Liparis Loeselii. Grange Narboz. Doubs. Photo : roland cattenoz

Jean François Prost donne des informations dans le Pays Gessien à Divonne, Thoiry, Pougny et dans le Bas Bugey.

Selon Charles Grenier (1865), on peut le rencontrer dans le Marais de Bossey sous le Salève.

En Suisse, l’espèce existe, (exemple : rives Sud du Lac de Neuchatel) mais elle est aussi consi­dérée en constante régression.

Les Cantons de Genève, Vaud, Fribourg et Neuchatel accueillent l’espèce.

Une recherche pas toujours simple

Mais conservons dans un coin de la tête l’idée qu’une caractéristique du Malaxis de Loesel complique encore plus sa recherche. En effet, notre Liparis est une plante dite «à éclipse» : elle peut apparaître ou disparaître en fonction des années.

Ményanthe. Photo : roland cattenoz
Fleurs de Ményanthe ou Trèfle d’eau voisinant avec le Liparis.
Les Quatre Lacs. Jura, juillet 2013

Un petit truc : pour le dénicher plus facilement, il faut regarder dans les populations de Menyanthes (trèfles d’eau).

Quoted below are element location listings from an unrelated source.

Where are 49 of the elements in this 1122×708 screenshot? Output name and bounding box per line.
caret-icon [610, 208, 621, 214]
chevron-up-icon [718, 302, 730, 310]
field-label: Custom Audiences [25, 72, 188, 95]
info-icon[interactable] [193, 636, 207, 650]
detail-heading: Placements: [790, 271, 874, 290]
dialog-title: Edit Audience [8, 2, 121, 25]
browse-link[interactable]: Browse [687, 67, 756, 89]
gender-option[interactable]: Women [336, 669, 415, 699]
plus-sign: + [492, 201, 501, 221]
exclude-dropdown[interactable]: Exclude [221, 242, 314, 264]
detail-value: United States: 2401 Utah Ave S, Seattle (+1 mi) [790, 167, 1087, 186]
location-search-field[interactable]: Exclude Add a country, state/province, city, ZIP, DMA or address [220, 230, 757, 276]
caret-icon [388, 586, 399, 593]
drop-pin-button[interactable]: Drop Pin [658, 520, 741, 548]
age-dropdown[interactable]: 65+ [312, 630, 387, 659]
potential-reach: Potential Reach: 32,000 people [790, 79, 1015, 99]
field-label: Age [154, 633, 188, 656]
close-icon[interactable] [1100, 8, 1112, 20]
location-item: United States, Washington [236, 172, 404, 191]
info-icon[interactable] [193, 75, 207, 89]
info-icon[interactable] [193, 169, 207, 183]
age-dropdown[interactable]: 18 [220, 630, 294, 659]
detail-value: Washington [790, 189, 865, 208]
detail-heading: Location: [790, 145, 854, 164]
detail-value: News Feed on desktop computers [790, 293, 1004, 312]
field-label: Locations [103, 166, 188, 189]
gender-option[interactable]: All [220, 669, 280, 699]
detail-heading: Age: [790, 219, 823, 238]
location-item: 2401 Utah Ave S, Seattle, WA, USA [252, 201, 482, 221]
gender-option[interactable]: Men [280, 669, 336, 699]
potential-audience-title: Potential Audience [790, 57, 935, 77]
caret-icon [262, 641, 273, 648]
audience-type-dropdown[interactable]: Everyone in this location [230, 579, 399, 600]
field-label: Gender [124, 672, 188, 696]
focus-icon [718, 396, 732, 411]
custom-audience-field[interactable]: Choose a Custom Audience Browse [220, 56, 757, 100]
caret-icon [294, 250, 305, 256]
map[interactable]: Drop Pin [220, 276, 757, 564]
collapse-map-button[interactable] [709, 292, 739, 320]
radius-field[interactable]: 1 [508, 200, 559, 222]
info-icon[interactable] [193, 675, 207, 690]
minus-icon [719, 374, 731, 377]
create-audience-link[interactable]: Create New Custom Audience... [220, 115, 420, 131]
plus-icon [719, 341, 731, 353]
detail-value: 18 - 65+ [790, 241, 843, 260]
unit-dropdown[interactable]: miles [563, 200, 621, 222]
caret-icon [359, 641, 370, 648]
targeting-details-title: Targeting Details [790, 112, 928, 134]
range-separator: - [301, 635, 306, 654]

Elle peut-être considérée comme une «bimodale» au niveau des substrats sur lesquels elle se développe. Sur toute la France, la palette des milieux fréquentés est large :

Néanmoins, on observe des points communs à l’ensemble des habitats. Généralement, se sont des sols pauvres, tous détenteurs d’une bonne réserve en eau.

Le Liparis possède un caractère pionnier et à ce titre, craint la fermeture naturelle de ses milieux (avancée des Joncs et embroussaillement), cause principale de sa régression générale. L’abandon du pâturage extensif, du fauchage et de l’exploitation de la tourbe nuisent à son avenir.

D’autres phénomènes comme le drainage des zones humides, l’eutrophisation de ses mileux de vie lui sont néfastes. Les mesures de conservation (pâturages de bovins et poneys) mises en place dans le bassin du Drugeon et et aux Quatre Lacs donnent apparemment des résultats positifs.

Le Liparis de Loesel : la racine de son nom

LIparis de loesel. Photo : roland cattenoz

Du Grec : Liparos : luisant. Allusion à l’aspect des feuilles.

Plante dédiée à Johann Loesel (1607-1655), Professeur de médecine et Botaniste, auteur d’une fleur de Prusse.

Le Liparis de Loesel : son Histoire en Histoires

LIparis de loesel. Photo : roland cattenoz

Certains botanistes  considèrent le Liparis comme un véritable épiphyte (très rares en France) puisque ses pseudo-bulbes reposent sur d’autres végétaux ou sont peu enfouis dans le matelas végétal.  Les nids de sphaignes des tourbières corses (Moltifao) illustrent bien ce phénomène.

Pendant la mauvaise saison, les graines utilisent l’eau dont regorgent les zones humides pour flotter et voyager vers d’autres destinations c’est : l’hydrochorie.

Cette Orchidée utilise une subtilité intéressante pour assurer sa germination. Elle forme une symbiose avec un champignon qui pénètre à l’intérieur de la graine. On peut observer un amas globuleux : le protocorme. Une entraide mutuelle se met en place entre les deux êtres au niveau de leur nutrition.